- USD/CHF stays pressured after reversing from one-week high the previous day.
- Failure to cross 100-EMA, easing bullish bias of MACD lures Swiss Franc buyers inside bearish megaphone formation.
- Two-month-old previous resistance line lures intraday sellers; bulls need 200-EMA breakout to convince markets.
USD/CHF remains depressed below 0.8900, down for the second consecutive day, as it retreats from the 200-EMA hurdle heading into Tuesday’s European session.
Apart from taking a U-turn from the 200-Exponential Moving Average (EMA), the easing bullish bias of the MACD and the pair’s sustained trading within a three-week-old bearish megaphone trend-widening chart pattern also keeps the USD/CHF sellers hopeful.
That said, the Swiss Franc (CHF) pair bears may initially aim for the previous resistance line from March 08, now immediate support near 0.8840.
Following that, the stated megaphone’s bottom line, around 0.8810 at the latest, quickly followed by the 0.8800 round figure, can test the USD/CHF bears.

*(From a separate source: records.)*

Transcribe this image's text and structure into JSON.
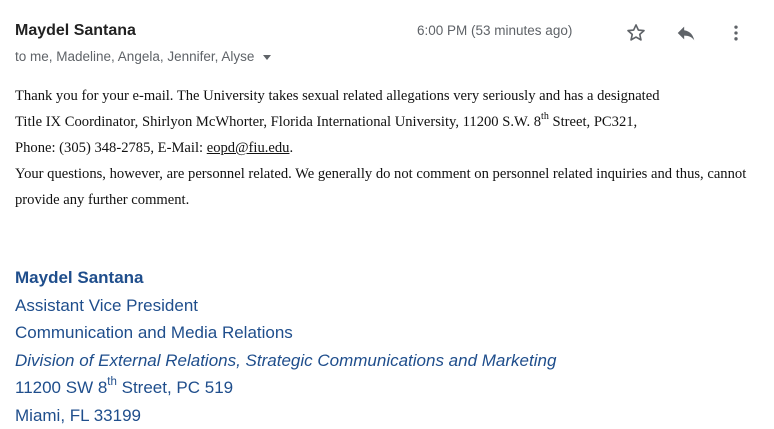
{
  "header": {
    "sender_name": "Maydel Santana",
    "recipients": "to me, Madeline, Angela, Jennifer, Alyse",
    "timestamp": "6:00 PM (53 minutes ago)",
    "icons": {
      "star": "star-outline-icon",
      "reply": "reply-icon",
      "more": "more-vertical-icon"
    }
  },
  "body": {
    "line1": "Thank you for your e-mail.  The University takes sexual related allegations very seriously and has a designated",
    "line2_before_sup": "Title IX Coordinator, Shirlyon McWhorter, Florida International University, 11200 S.W. 8",
    "line2_sup": "th",
    "line2_after_sup": " Street, PC321,",
    "line3_prefix": "Phone: (305) 348-2785, E-Mail: ",
    "email_link": "eopd@fiu.edu",
    "line3_suffix": ".",
    "paragraph2": "Your questions, however, are personnel related.  We generally do not comment on personnel related inquiries and thus, cannot provide any further comment."
  },
  "signature": {
    "name": "Maydel Santana",
    "title": "Assistant Vice President",
    "department": "Communication and Media Relations",
    "division": "Division of External Relations, Strategic Communications and Marketing",
    "address_before_sup": "11200 SW 8",
    "address_sup": "th",
    "address_after_sup": " Street, PC 519",
    "city": "Miami, FL 33199"
  },
  "colors": {
    "signature": "#1f4e8c",
    "secondary_text": "#5f6368",
    "body_text": "#111111"
  }
}
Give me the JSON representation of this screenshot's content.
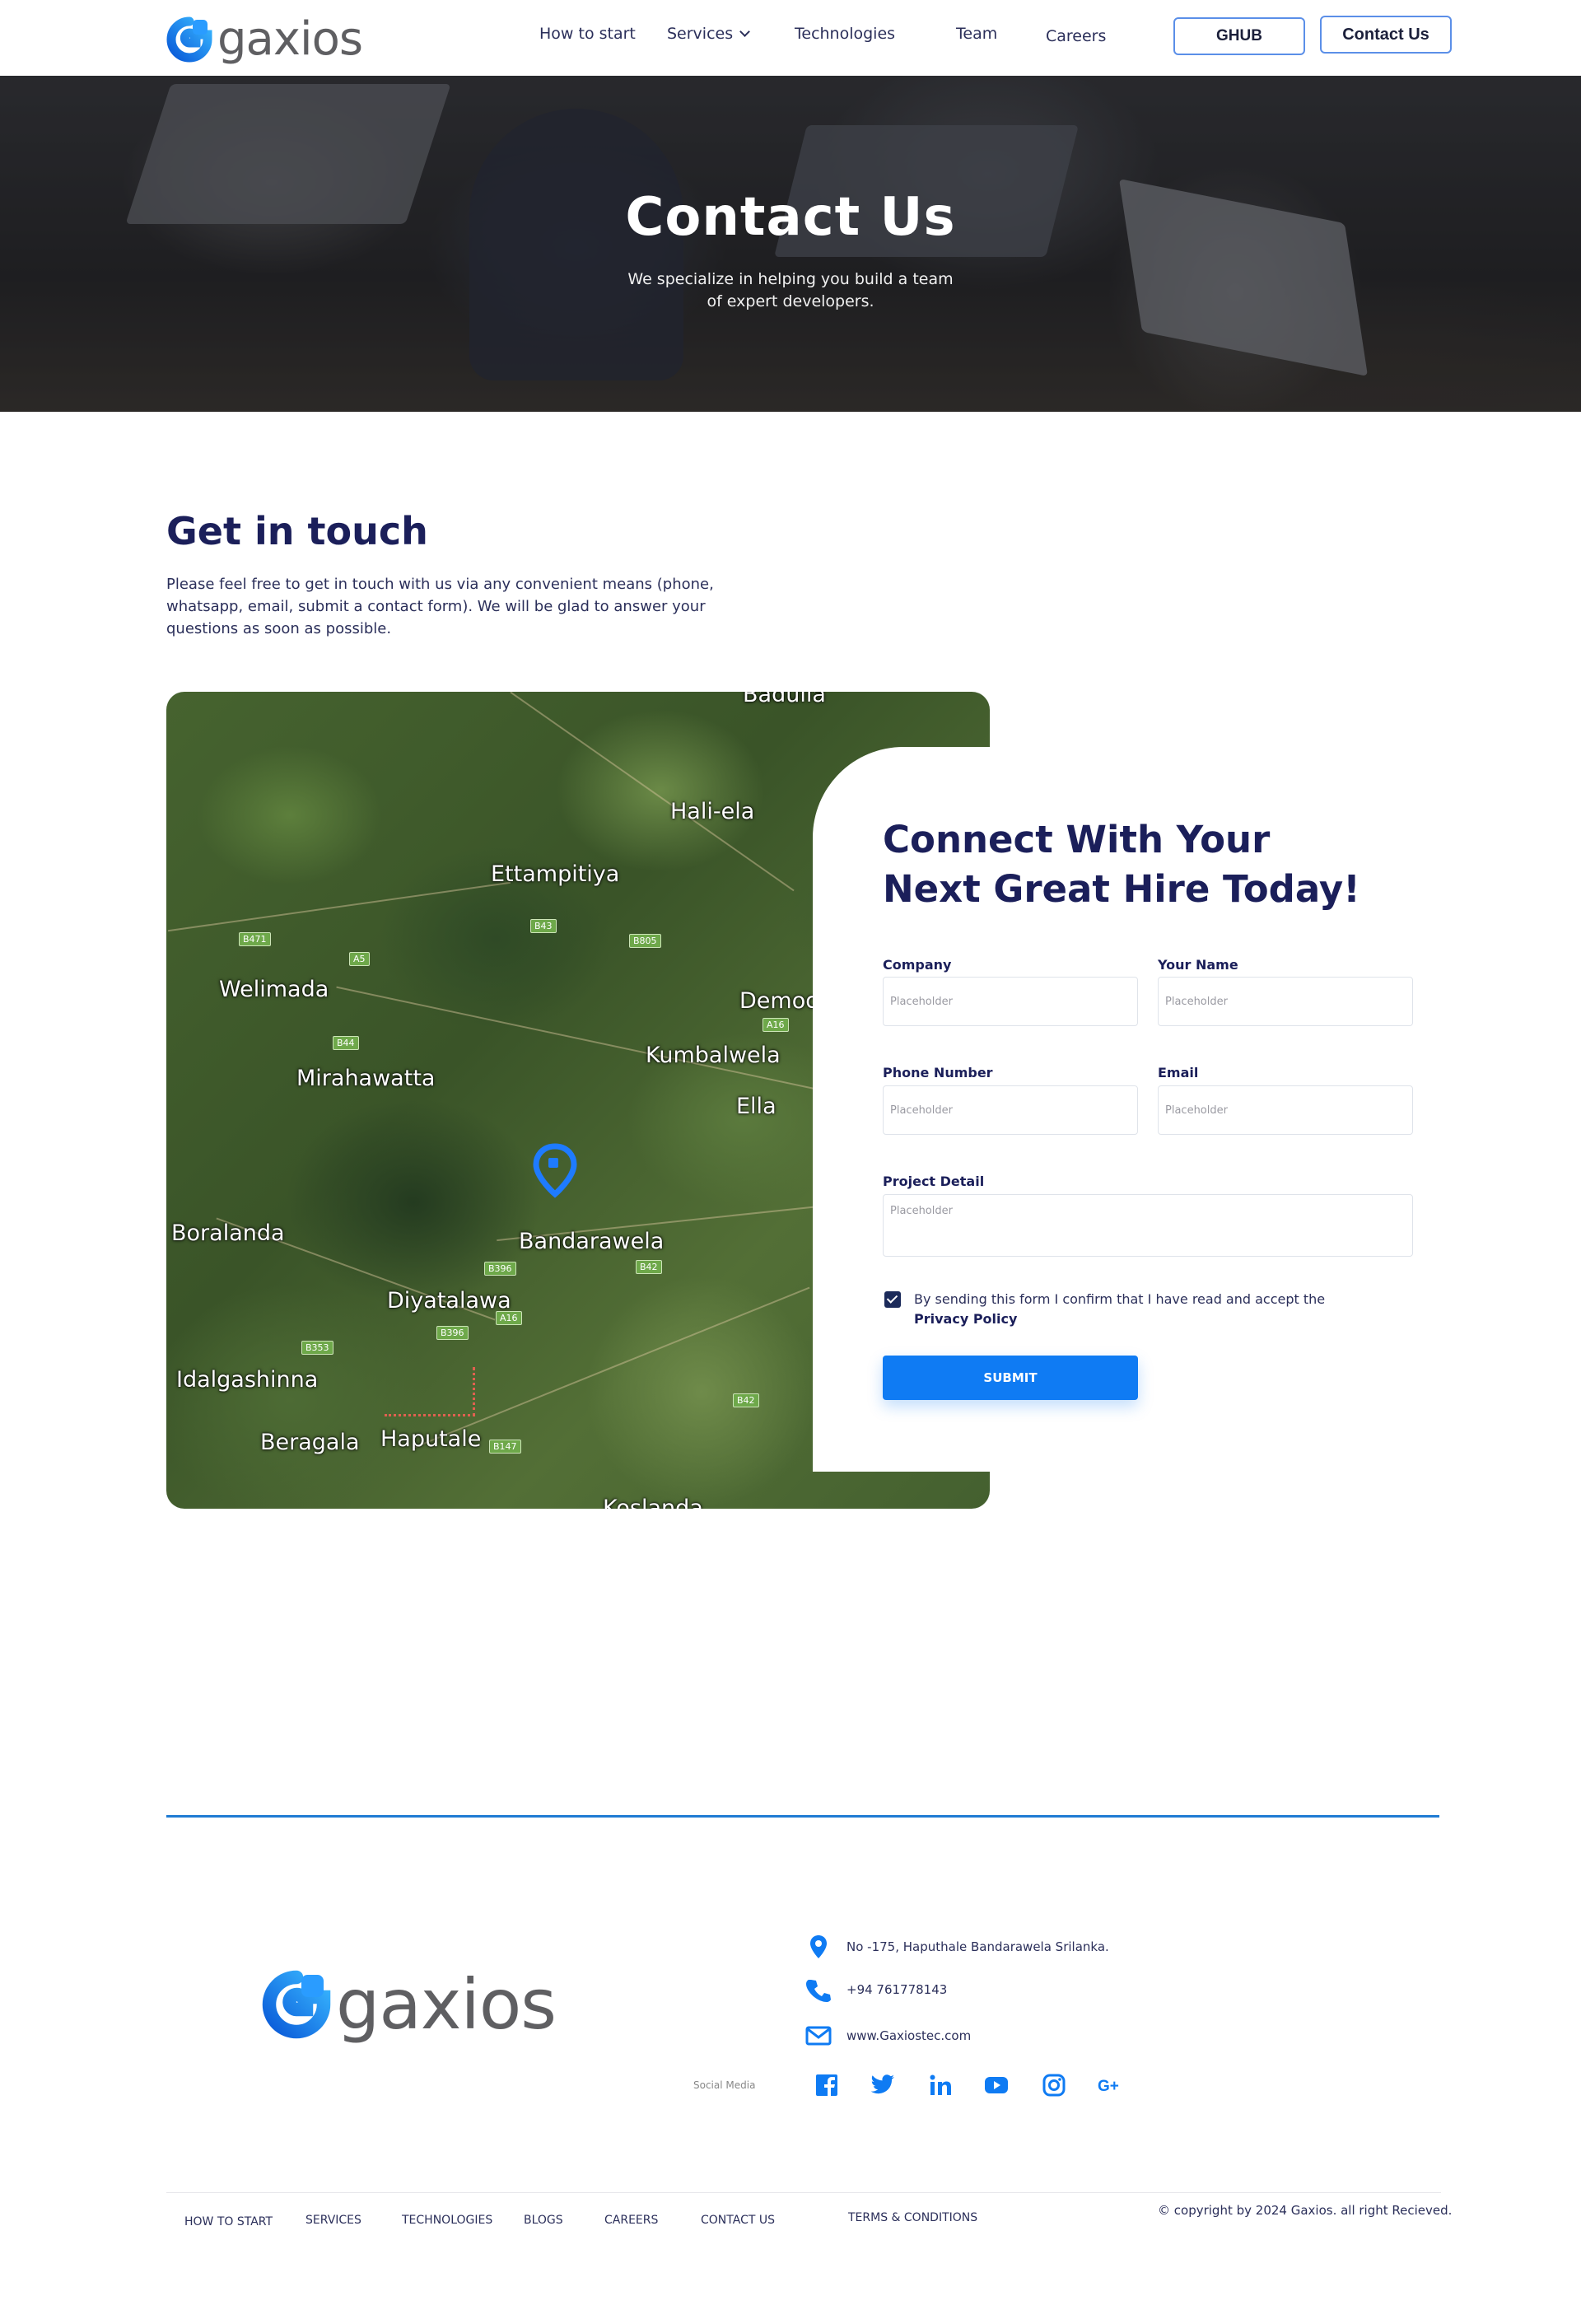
{
  "brand": {
    "name": "gaxios",
    "accent": "#0f7bf3",
    "navy": "#1b1f5a"
  },
  "nav": {
    "items": [
      {
        "label": "How to start"
      },
      {
        "label": "Services"
      },
      {
        "label": "Technologies"
      },
      {
        "label": "Team"
      },
      {
        "label": "Careers"
      }
    ],
    "ghub_label": "GHUB",
    "contact_label": "Contact Us"
  },
  "hero": {
    "title": "Contact Us",
    "subtitle": "We specialize in helping you build a team of expert developers."
  },
  "touch": {
    "title": "Get in touch",
    "text": "Please feel free to get in touch with us via any convenient means (phone, whatsapp, email, submit a contact form). We will be glad to answer your questions as soon as possible."
  },
  "map": {
    "places": [
      "Badulla",
      "Hali-ela",
      "Ettampitiya",
      "Welimada",
      "Demod",
      "Kumbalwela",
      "Mirahawatta",
      "Ella",
      "Boralanda",
      "Bandarawela",
      "Diyatalawa",
      "Idalgashinna",
      "Beragala",
      "Haputale",
      "Koslanda"
    ],
    "road_shields": [
      "B471",
      "A5",
      "B43",
      "B805",
      "B44",
      "A16",
      "B396",
      "B42",
      "A16",
      "B396",
      "B353",
      "B42",
      "B147"
    ]
  },
  "form": {
    "title_line1": "Connect With Your",
    "title_line2": "Next Great Hire Today!",
    "company_label": "Company",
    "name_label": "Your Name",
    "phone_label": "Phone Number",
    "email_label": "Email",
    "project_label": "Project Detail",
    "placeholder": "Placeholder",
    "consent_text": "By sending this form I confirm that I have read and accept the",
    "privacy_label": "Privacy Policy",
    "submit_label": "SUBMIT"
  },
  "footer": {
    "address": "No -175, Haputhale Bandarawela Srilanka.",
    "phone": "+94 761778143",
    "website": "www.Gaxiostec.com",
    "social_label": "Social Media",
    "social_icons": [
      "facebook-icon",
      "twitter-icon",
      "linkedin-icon",
      "youtube-icon",
      "instagram-icon",
      "google-plus-icon"
    ],
    "links": [
      "HOW TO START",
      "SERVICES",
      "TECHNOLOGIES",
      "BLOGS",
      "CAREERS",
      "CONTACT US"
    ],
    "terms_label": "TERMS & CONDITIONS",
    "copyright": "© copyright by 2024 Gaxios. all right Recieved."
  }
}
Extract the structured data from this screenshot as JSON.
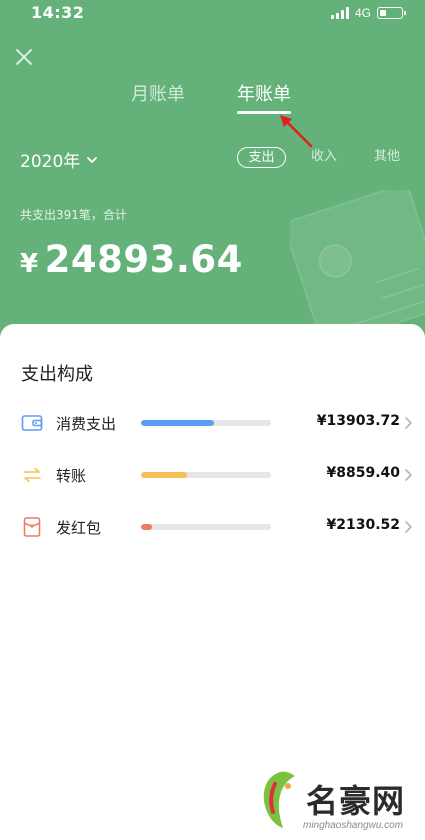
{
  "status_bar": {
    "time": "14:32",
    "network": "4G"
  },
  "tabs": {
    "monthly": "月账单",
    "yearly": "年账单"
  },
  "year": "2020年",
  "type_filters": {
    "expense": "支出",
    "income": "收入",
    "other": "其他"
  },
  "summary": {
    "text": "共支出391笔，合计",
    "currency": "¥",
    "total": "24893.64"
  },
  "breakdown": {
    "title": "支出构成",
    "items": [
      {
        "label": "消费支出",
        "amount": "¥13903.72",
        "share": 0.5585,
        "color": "#5d9cf5",
        "icon": "wallet-icon"
      },
      {
        "label": "转账",
        "amount": "¥8859.40",
        "share": 0.3559,
        "color": "#f5c055",
        "icon": "transfer-icon"
      },
      {
        "label": "发红包",
        "amount": "¥2130.52",
        "share": 0.0856,
        "color": "#ef7b66",
        "icon": "red-packet-icon"
      }
    ]
  },
  "watermark": {
    "logo_text": "名豪网",
    "site": "minghaoshangwu.com"
  },
  "colors": {
    "header": "#64b27a",
    "accent": "#ffffff"
  }
}
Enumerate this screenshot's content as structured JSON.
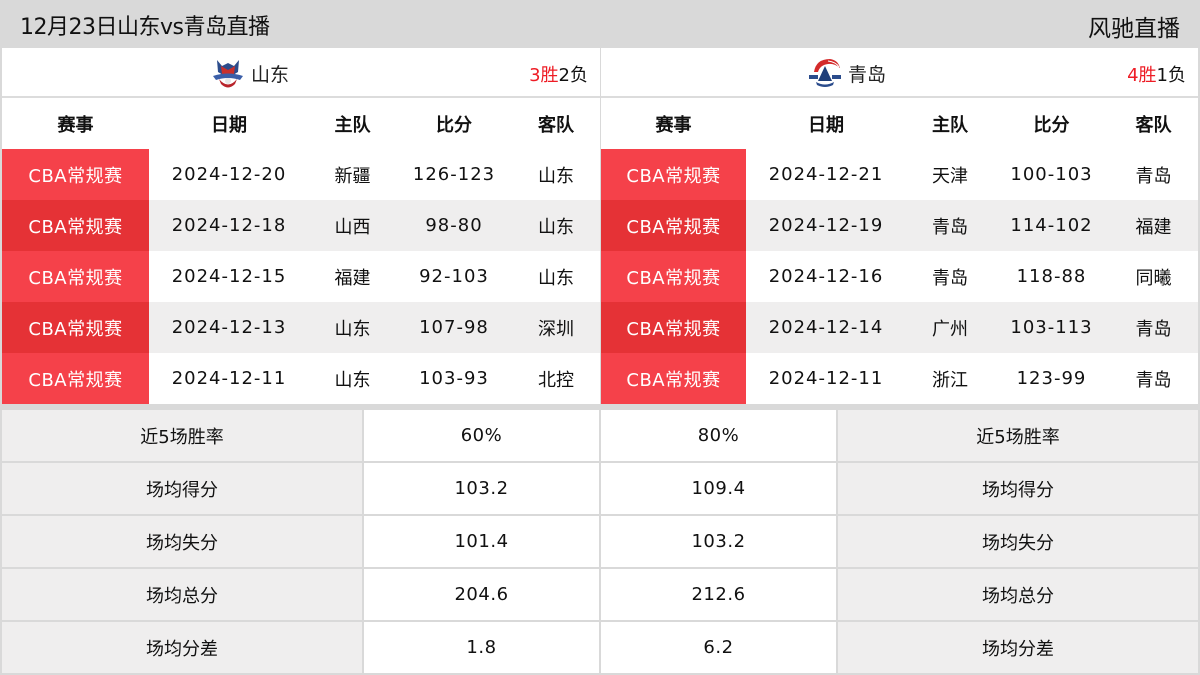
{
  "header": {
    "title": "12月23日山东vs青岛直播",
    "brand": "风驰直播"
  },
  "colors": {
    "accent_red": "#f5414a",
    "accent_red_dark": "#e53236",
    "win_red": "#ee1c25"
  },
  "columns": [
    "赛事",
    "日期",
    "主队",
    "比分",
    "客队"
  ],
  "left_team": {
    "name": "山东",
    "logo_icon": "shandong-logo-icon",
    "record": {
      "wins": "3",
      "wins_label": "胜",
      "losses": "2",
      "losses_label": "负"
    },
    "games": [
      {
        "league": "CBA常规赛",
        "date": "2024-12-20",
        "home": "新疆",
        "score": "126-123",
        "away": "山东"
      },
      {
        "league": "CBA常规赛",
        "date": "2024-12-18",
        "home": "山西",
        "score": "98-80",
        "away": "山东"
      },
      {
        "league": "CBA常规赛",
        "date": "2024-12-15",
        "home": "福建",
        "score": "92-103",
        "away": "山东"
      },
      {
        "league": "CBA常规赛",
        "date": "2024-12-13",
        "home": "山东",
        "score": "107-98",
        "away": "深圳"
      },
      {
        "league": "CBA常规赛",
        "date": "2024-12-11",
        "home": "山东",
        "score": "103-93",
        "away": "北控"
      }
    ]
  },
  "right_team": {
    "name": "青岛",
    "logo_icon": "qingdao-logo-icon",
    "record": {
      "wins": "4",
      "wins_label": "胜",
      "losses": "1",
      "losses_label": "负"
    },
    "games": [
      {
        "league": "CBA常规赛",
        "date": "2024-12-21",
        "home": "天津",
        "score": "100-103",
        "away": "青岛"
      },
      {
        "league": "CBA常规赛",
        "date": "2024-12-19",
        "home": "青岛",
        "score": "114-102",
        "away": "福建"
      },
      {
        "league": "CBA常规赛",
        "date": "2024-12-16",
        "home": "青岛",
        "score": "118-88",
        "away": "同曦"
      },
      {
        "league": "CBA常规赛",
        "date": "2024-12-14",
        "home": "广州",
        "score": "103-113",
        "away": "青岛"
      },
      {
        "league": "CBA常规赛",
        "date": "2024-12-11",
        "home": "浙江",
        "score": "123-99",
        "away": "青岛"
      }
    ]
  },
  "stats": [
    {
      "label": "近5场胜率",
      "left": "60%",
      "right": "80%"
    },
    {
      "label": "场均得分",
      "left": "103.2",
      "right": "109.4"
    },
    {
      "label": "场均失分",
      "left": "101.4",
      "right": "103.2"
    },
    {
      "label": "场均总分",
      "left": "204.6",
      "right": "212.6"
    },
    {
      "label": "场均分差",
      "left": "1.8",
      "right": "6.2"
    }
  ]
}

On the flip side, USD/CHF pair’s rebound can challenge the 100-EMA hurdle of surrounding 0.8930.
In a case where the Swiss Franc (CHF) sellers manage to keep the reins past 0.8930, the stated megaphone’s top line and the 200-EMA, respectively near 0.8980 and the 0.9000 round figure, can act as the last defense of the USD/CHF bears.
Should the USD/CHF buyers manage to hold the line after 0.9000, the mid-March low and the previous monthly high, around 0.9070 and 0.9200 in that order, should gain their attention.
Overall, USD/CHF is likely to remain pressured but the downside room appears limited.